Co-Scientist uses a multi-agent tournament architecture in which specialized agents — including generators, critics, rankers, and evolver agents — iteratively produce, debate, and refine scientific hypotheses. The process runs as a competitive loop: an Elo-based Ranking agent scores hypotheses against each other in pairwise debates, the Evolution agent improves the top-ranked hypotheses, and the Meta-review agent adjusts the system's approach across rounds. Performance scales with computational resources applied during the process.
What did Google Co-Scientist discover in drug research?
In the biomedical applications documented in the Nature paper, Co-Scientist proposed drug repurposing candidates for acute myeloid leukemia that were validated in multiple AML cell lines in vitro, and identified Vorinostat — an FDA-approved anti-cancer drug — as a candidate for liver fibrosis treatment that reduced a key TGFβ-induced cellular response by 91% in hepatic organoid tests. These are preclinical, in vitro results; none have entered human trials.
Is Google Co-Scientist available to researchers?

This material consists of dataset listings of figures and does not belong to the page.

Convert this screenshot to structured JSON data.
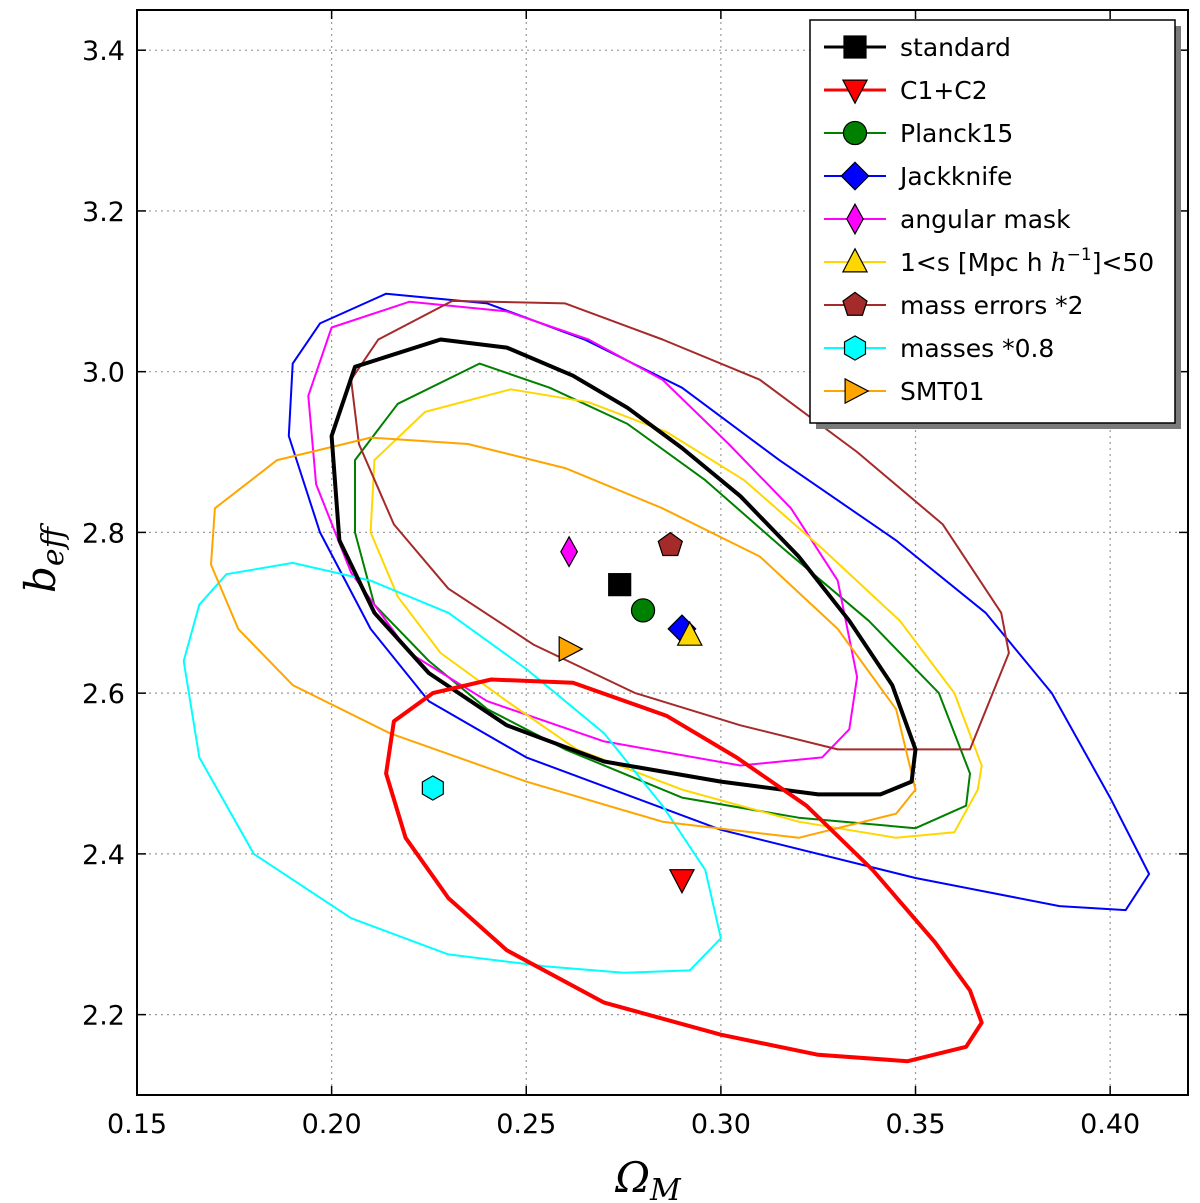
{
  "chart_data": {
    "type": "scatter",
    "title": "",
    "xlabel": "Ω",
    "xlabel_sub": "M",
    "ylabel": "b",
    "ylabel_sub": "eff",
    "xlim": [
      0.15,
      0.42
    ],
    "ylim": [
      2.1,
      3.45
    ],
    "xticks": [
      0.15,
      0.2,
      0.25,
      0.3,
      0.35,
      0.4
    ],
    "xtick_labels": [
      "0.15",
      "0.20",
      "0.25",
      "0.30",
      "0.35",
      "0.40"
    ],
    "yticks": [
      2.2,
      2.4,
      2.6,
      2.8,
      3.0,
      3.2,
      3.4
    ],
    "ytick_labels": [
      "2.2",
      "2.4",
      "2.6",
      "2.8",
      "3.0",
      "3.2",
      "3.4"
    ],
    "grid": true,
    "legend_position": "top-right",
    "series": [
      {
        "name": "standard",
        "label": "standard",
        "color": "#000000",
        "marker": "square",
        "point": [
          0.274,
          2.735
        ],
        "lw": 4,
        "contour": [
          [
            0.206,
            3.006
          ],
          [
            0.228,
            3.04
          ],
          [
            0.245,
            3.03
          ],
          [
            0.262,
            2.995
          ],
          [
            0.276,
            2.955
          ],
          [
            0.29,
            2.905
          ],
          [
            0.305,
            2.845
          ],
          [
            0.32,
            2.77
          ],
          [
            0.333,
            2.69
          ],
          [
            0.344,
            2.61
          ],
          [
            0.35,
            2.53
          ],
          [
            0.349,
            2.49
          ],
          [
            0.341,
            2.474
          ],
          [
            0.325,
            2.474
          ],
          [
            0.3,
            2.49
          ],
          [
            0.27,
            2.515
          ],
          [
            0.245,
            2.56
          ],
          [
            0.225,
            2.625
          ],
          [
            0.211,
            2.7
          ],
          [
            0.202,
            2.79
          ],
          [
            0.2,
            2.92
          ]
        ]
      },
      {
        "name": "C1+C2",
        "label": "C1+C2",
        "color": "#ff0000",
        "marker": "triangle-down",
        "point": [
          0.29,
          2.368
        ],
        "lw": 4,
        "contour": [
          [
            0.241,
            2.617
          ],
          [
            0.262,
            2.613
          ],
          [
            0.286,
            2.572
          ],
          [
            0.304,
            2.52
          ],
          [
            0.322,
            2.46
          ],
          [
            0.339,
            2.38
          ],
          [
            0.355,
            2.29
          ],
          [
            0.364,
            2.23
          ],
          [
            0.367,
            2.19
          ],
          [
            0.363,
            2.16
          ],
          [
            0.348,
            2.142
          ],
          [
            0.325,
            2.15
          ],
          [
            0.3,
            2.175
          ],
          [
            0.27,
            2.215
          ],
          [
            0.245,
            2.28
          ],
          [
            0.23,
            2.345
          ],
          [
            0.219,
            2.42
          ],
          [
            0.214,
            2.5
          ],
          [
            0.216,
            2.565
          ],
          [
            0.226,
            2.6
          ]
        ]
      },
      {
        "name": "Planck15",
        "label": "Planck15",
        "color": "#008000",
        "marker": "circle",
        "point": [
          0.28,
          2.703
        ],
        "lw": 2,
        "contour": [
          [
            0.217,
            2.96
          ],
          [
            0.238,
            3.01
          ],
          [
            0.256,
            2.98
          ],
          [
            0.276,
            2.935
          ],
          [
            0.296,
            2.865
          ],
          [
            0.316,
            2.78
          ],
          [
            0.338,
            2.69
          ],
          [
            0.356,
            2.6
          ],
          [
            0.364,
            2.5
          ],
          [
            0.363,
            2.46
          ],
          [
            0.35,
            2.432
          ],
          [
            0.32,
            2.445
          ],
          [
            0.29,
            2.47
          ],
          [
            0.26,
            2.53
          ],
          [
            0.24,
            2.58
          ],
          [
            0.225,
            2.64
          ],
          [
            0.211,
            2.71
          ],
          [
            0.206,
            2.8
          ],
          [
            0.206,
            2.89
          ]
        ]
      },
      {
        "name": "Jackknife",
        "label": "Jackknife",
        "color": "#0000ff",
        "marker": "diamond",
        "point": [
          0.29,
          2.68
        ],
        "lw": 2,
        "contour": [
          [
            0.197,
            3.06
          ],
          [
            0.214,
            3.097
          ],
          [
            0.24,
            3.085
          ],
          [
            0.265,
            3.04
          ],
          [
            0.29,
            2.98
          ],
          [
            0.315,
            2.89
          ],
          [
            0.345,
            2.79
          ],
          [
            0.368,
            2.7
          ],
          [
            0.385,
            2.6
          ],
          [
            0.4,
            2.47
          ],
          [
            0.41,
            2.375
          ],
          [
            0.404,
            2.33
          ],
          [
            0.387,
            2.335
          ],
          [
            0.35,
            2.37
          ],
          [
            0.3,
            2.43
          ],
          [
            0.25,
            2.52
          ],
          [
            0.225,
            2.59
          ],
          [
            0.21,
            2.68
          ],
          [
            0.197,
            2.8
          ],
          [
            0.189,
            2.92
          ],
          [
            0.19,
            3.01
          ]
        ]
      },
      {
        "name": "angular mask",
        "label": "angular mask",
        "color": "#ff00ff",
        "marker": "thin-diamond",
        "point": [
          0.261,
          2.776
        ],
        "lw": 2,
        "contour": [
          [
            0.2,
            3.055
          ],
          [
            0.22,
            3.087
          ],
          [
            0.245,
            3.075
          ],
          [
            0.266,
            3.04
          ],
          [
            0.285,
            2.99
          ],
          [
            0.302,
            2.91
          ],
          [
            0.318,
            2.83
          ],
          [
            0.33,
            2.74
          ],
          [
            0.335,
            2.62
          ],
          [
            0.333,
            2.555
          ],
          [
            0.326,
            2.52
          ],
          [
            0.305,
            2.51
          ],
          [
            0.27,
            2.54
          ],
          [
            0.24,
            2.59
          ],
          [
            0.22,
            2.65
          ],
          [
            0.205,
            2.75
          ],
          [
            0.196,
            2.86
          ],
          [
            0.194,
            2.97
          ]
        ]
      },
      {
        "name": "1<s [Mpc h^-1]<50",
        "label": "1<s [Mpc h",
        "label_sup": "−1",
        "label_end": "]<50",
        "color": "#ffd700",
        "marker": "triangle-up",
        "point": [
          0.292,
          2.672
        ],
        "lw": 2,
        "contour": [
          [
            0.224,
            2.95
          ],
          [
            0.246,
            2.978
          ],
          [
            0.266,
            2.962
          ],
          [
            0.286,
            2.925
          ],
          [
            0.306,
            2.865
          ],
          [
            0.326,
            2.78
          ],
          [
            0.346,
            2.69
          ],
          [
            0.36,
            2.6
          ],
          [
            0.367,
            2.51
          ],
          [
            0.366,
            2.48
          ],
          [
            0.36,
            2.427
          ],
          [
            0.345,
            2.42
          ],
          [
            0.32,
            2.44
          ],
          [
            0.29,
            2.48
          ],
          [
            0.263,
            2.53
          ],
          [
            0.245,
            2.59
          ],
          [
            0.228,
            2.65
          ],
          [
            0.217,
            2.72
          ],
          [
            0.21,
            2.8
          ],
          [
            0.211,
            2.89
          ]
        ]
      },
      {
        "name": "mass errors *2",
        "label": "mass errors *2",
        "color": "#a52a2a",
        "marker": "pentagon",
        "point": [
          0.287,
          2.784
        ],
        "lw": 2,
        "contour": [
          [
            0.212,
            3.04
          ],
          [
            0.231,
            3.088
          ],
          [
            0.26,
            3.085
          ],
          [
            0.285,
            3.04
          ],
          [
            0.31,
            2.99
          ],
          [
            0.335,
            2.9
          ],
          [
            0.357,
            2.81
          ],
          [
            0.372,
            2.7
          ],
          [
            0.374,
            2.65
          ],
          [
            0.364,
            2.53
          ],
          [
            0.33,
            2.53
          ],
          [
            0.305,
            2.56
          ],
          [
            0.278,
            2.6
          ],
          [
            0.252,
            2.66
          ],
          [
            0.23,
            2.73
          ],
          [
            0.216,
            2.81
          ],
          [
            0.207,
            2.91
          ],
          [
            0.205,
            2.99
          ]
        ]
      },
      {
        "name": "masses *0.8",
        "label": "masses *0.8",
        "color": "#00ffff",
        "marker": "hexagon",
        "point": [
          0.226,
          2.482
        ],
        "lw": 2,
        "contour": [
          [
            0.173,
            2.748
          ],
          [
            0.19,
            2.762
          ],
          [
            0.21,
            2.74
          ],
          [
            0.23,
            2.7
          ],
          [
            0.25,
            2.63
          ],
          [
            0.27,
            2.55
          ],
          [
            0.285,
            2.46
          ],
          [
            0.296,
            2.38
          ],
          [
            0.3,
            2.295
          ],
          [
            0.292,
            2.255
          ],
          [
            0.275,
            2.252
          ],
          [
            0.255,
            2.26
          ],
          [
            0.23,
            2.275
          ],
          [
            0.205,
            2.32
          ],
          [
            0.18,
            2.4
          ],
          [
            0.166,
            2.52
          ],
          [
            0.162,
            2.64
          ],
          [
            0.166,
            2.71
          ]
        ]
      },
      {
        "name": "SMT01",
        "label": "SMT01",
        "color": "#ffa500",
        "marker": "triangle-right",
        "point": [
          0.261,
          2.655
        ],
        "lw": 2,
        "contour": [
          [
            0.186,
            2.89
          ],
          [
            0.21,
            2.918
          ],
          [
            0.235,
            2.91
          ],
          [
            0.26,
            2.88
          ],
          [
            0.285,
            2.83
          ],
          [
            0.31,
            2.77
          ],
          [
            0.33,
            2.68
          ],
          [
            0.345,
            2.58
          ],
          [
            0.35,
            2.48
          ],
          [
            0.345,
            2.45
          ],
          [
            0.32,
            2.42
          ],
          [
            0.285,
            2.44
          ],
          [
            0.25,
            2.49
          ],
          [
            0.215,
            2.55
          ],
          [
            0.19,
            2.61
          ],
          [
            0.176,
            2.68
          ],
          [
            0.169,
            2.76
          ],
          [
            0.17,
            2.83
          ]
        ]
      }
    ]
  }
}
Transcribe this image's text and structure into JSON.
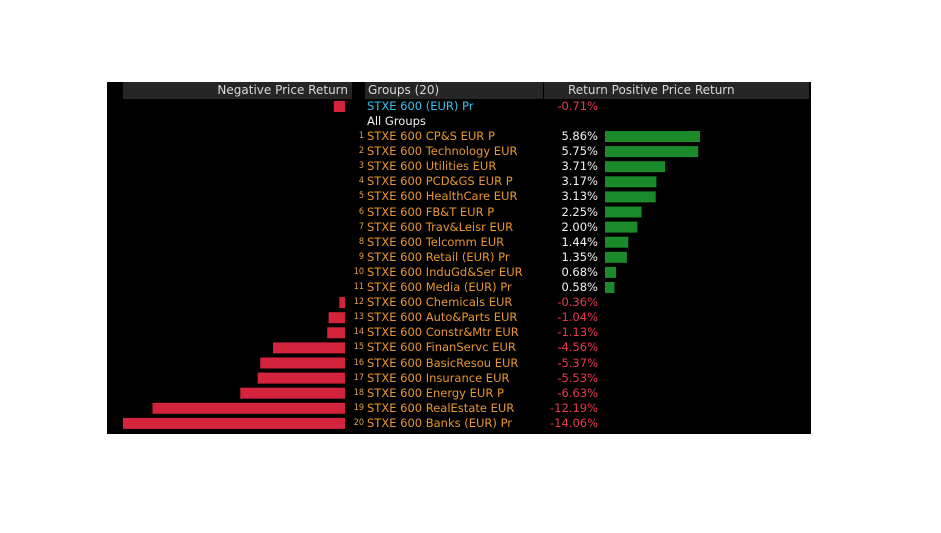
{
  "header": {
    "negative_label": "Negative Price Return",
    "groups_label": "Groups (20)",
    "return_label": "Return",
    "positive_label": "Positive Price Return"
  },
  "index_row": {
    "name": "STXE 600 (EUR) Pr",
    "value_text": "-0.71%",
    "value": -0.71
  },
  "all_groups_label": "All Groups",
  "colors": {
    "background": "#000000",
    "header_bg": "#262626",
    "positive_bar": "#1a8a2a",
    "negative_bar": "#d3233d",
    "name_text": "#e8962e",
    "index_text": "#33c4f0",
    "negative_text": "#e8384f"
  },
  "chart_data": {
    "type": "bar",
    "orientation": "horizontal-diverging",
    "title": "",
    "xlabel": "",
    "ylabel": "",
    "series": [
      {
        "name": "Return",
        "values": [
          5.86,
          5.75,
          3.71,
          3.17,
          3.13,
          2.25,
          2.0,
          1.44,
          1.35,
          0.68,
          0.58,
          -0.36,
          -1.04,
          -1.13,
          -4.56,
          -5.37,
          -5.53,
          -6.63,
          -12.19,
          -14.06
        ]
      }
    ],
    "rows": [
      {
        "rank": "1",
        "name": "STXE 600 CP&S EUR P",
        "value_text": "5.86%",
        "value": 5.86
      },
      {
        "rank": "2",
        "name": "STXE 600 Technology EUR",
        "value_text": "5.75%",
        "value": 5.75
      },
      {
        "rank": "3",
        "name": "STXE 600 Utilities EUR",
        "value_text": "3.71%",
        "value": 3.71
      },
      {
        "rank": "4",
        "name": "STXE 600 PCD&GS EUR P",
        "value_text": "3.17%",
        "value": 3.17
      },
      {
        "rank": "5",
        "name": "STXE 600 HealthCare EUR",
        "value_text": "3.13%",
        "value": 3.13
      },
      {
        "rank": "6",
        "name": "STXE 600 FB&T EUR P",
        "value_text": "2.25%",
        "value": 2.25
      },
      {
        "rank": "7",
        "name": "STXE 600 Trav&Leisr EUR",
        "value_text": "2.00%",
        "value": 2.0
      },
      {
        "rank": "8",
        "name": "STXE 600 Telcomm EUR",
        "value_text": "1.44%",
        "value": 1.44
      },
      {
        "rank": "9",
        "name": "STXE 600 Retail (EUR) Pr",
        "value_text": "1.35%",
        "value": 1.35
      },
      {
        "rank": "10",
        "name": "STXE 600 InduGd&Ser EUR",
        "value_text": "0.68%",
        "value": 0.68
      },
      {
        "rank": "11",
        "name": "STXE 600 Media (EUR) Pr",
        "value_text": "0.58%",
        "value": 0.58
      },
      {
        "rank": "12",
        "name": "STXE 600 Chemicals EUR",
        "value_text": "-0.36%",
        "value": -0.36
      },
      {
        "rank": "13",
        "name": "STXE 600 Auto&Parts EUR",
        "value_text": "-1.04%",
        "value": -1.04
      },
      {
        "rank": "14",
        "name": "STXE 600 Constr&Mtr EUR",
        "value_text": "-1.13%",
        "value": -1.13
      },
      {
        "rank": "15",
        "name": "STXE 600 FinanServc EUR",
        "value_text": "-4.56%",
        "value": -4.56
      },
      {
        "rank": "16",
        "name": "STXE 600 BasicResou EUR",
        "value_text": "-5.37%",
        "value": -5.37
      },
      {
        "rank": "17",
        "name": "STXE 600 Insurance EUR",
        "value_text": "-5.53%",
        "value": -5.53
      },
      {
        "rank": "18",
        "name": "STXE 600 Energy EUR P",
        "value_text": "-6.63%",
        "value": -6.63
      },
      {
        "rank": "19",
        "name": "STXE 600 RealEstate EUR",
        "value_text": "-12.19%",
        "value": -12.19
      },
      {
        "rank": "20",
        "name": "STXE 600 Banks (EUR) Pr",
        "value_text": "-14.06%",
        "value": -14.06
      }
    ]
  }
}
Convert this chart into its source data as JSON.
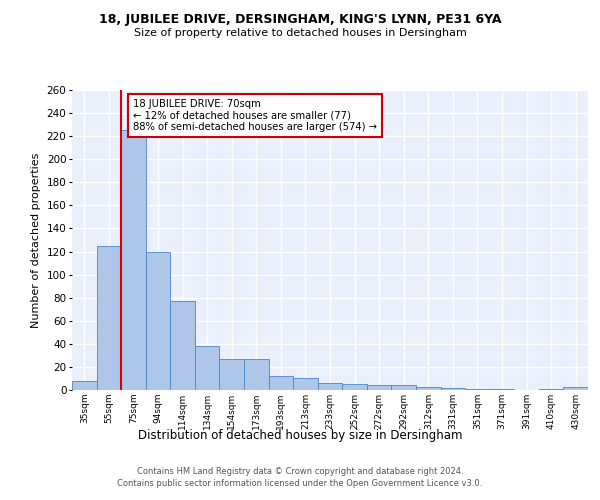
{
  "title_line1": "18, JUBILEE DRIVE, DERSINGHAM, KING'S LYNN, PE31 6YA",
  "title_line2": "Size of property relative to detached houses in Dersingham",
  "xlabel": "Distribution of detached houses by size in Dersingham",
  "ylabel": "Number of detached properties",
  "bar_labels": [
    "35sqm",
    "55sqm",
    "75sqm",
    "94sqm",
    "114sqm",
    "134sqm",
    "154sqm",
    "173sqm",
    "193sqm",
    "213sqm",
    "233sqm",
    "252sqm",
    "272sqm",
    "292sqm",
    "312sqm",
    "331sqm",
    "351sqm",
    "371sqm",
    "391sqm",
    "410sqm",
    "430sqm"
  ],
  "bar_values": [
    8,
    125,
    225,
    120,
    77,
    38,
    27,
    27,
    12,
    10,
    6,
    5,
    4,
    4,
    3,
    2,
    1,
    1,
    0,
    1,
    3
  ],
  "bar_color": "#aec6e8",
  "bar_edge_color": "#4a86c8",
  "background_color": "#eaf0fb",
  "grid_color": "#ffffff",
  "annotation_text": "18 JUBILEE DRIVE: 70sqm\n← 12% of detached houses are smaller (77)\n88% of semi-detached houses are larger (574) →",
  "annotation_box_color": "#ffffff",
  "annotation_box_edge": "#cc0000",
  "red_line_color": "#dd0000",
  "ylim": [
    0,
    260
  ],
  "yticks": [
    0,
    20,
    40,
    60,
    80,
    100,
    120,
    140,
    160,
    180,
    200,
    220,
    240,
    260
  ],
  "footer_line1": "Contains HM Land Registry data © Crown copyright and database right 2024.",
  "footer_line2": "Contains public sector information licensed under the Open Government Licence v3.0."
}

Individual researchers can register interest at labs.google/science as of Google I/O 2026. Google announced a gradual rollout of the Hypothesis Generation experimental tool in the coming weeks. Enterprise access is available through Google Cloud, with organizations including Daiichi Sankyo, Bayer Crop Science, and U.S. National Laboratories already using it in private preview.
Can AI agents replace scientists?
No evidence in the published record supports that conclusion. The Nature paper describes Co-Scientist as a collaborative partner that accelerates hypothesis generation within a scientist-in-the-loop framework. MIT Associate Professor Ritu Raman, who worked with the system on ALS research, described it as a tool that helps researchers structure their thinking and identify collaboration opportunities — not one that removes scientists from the process.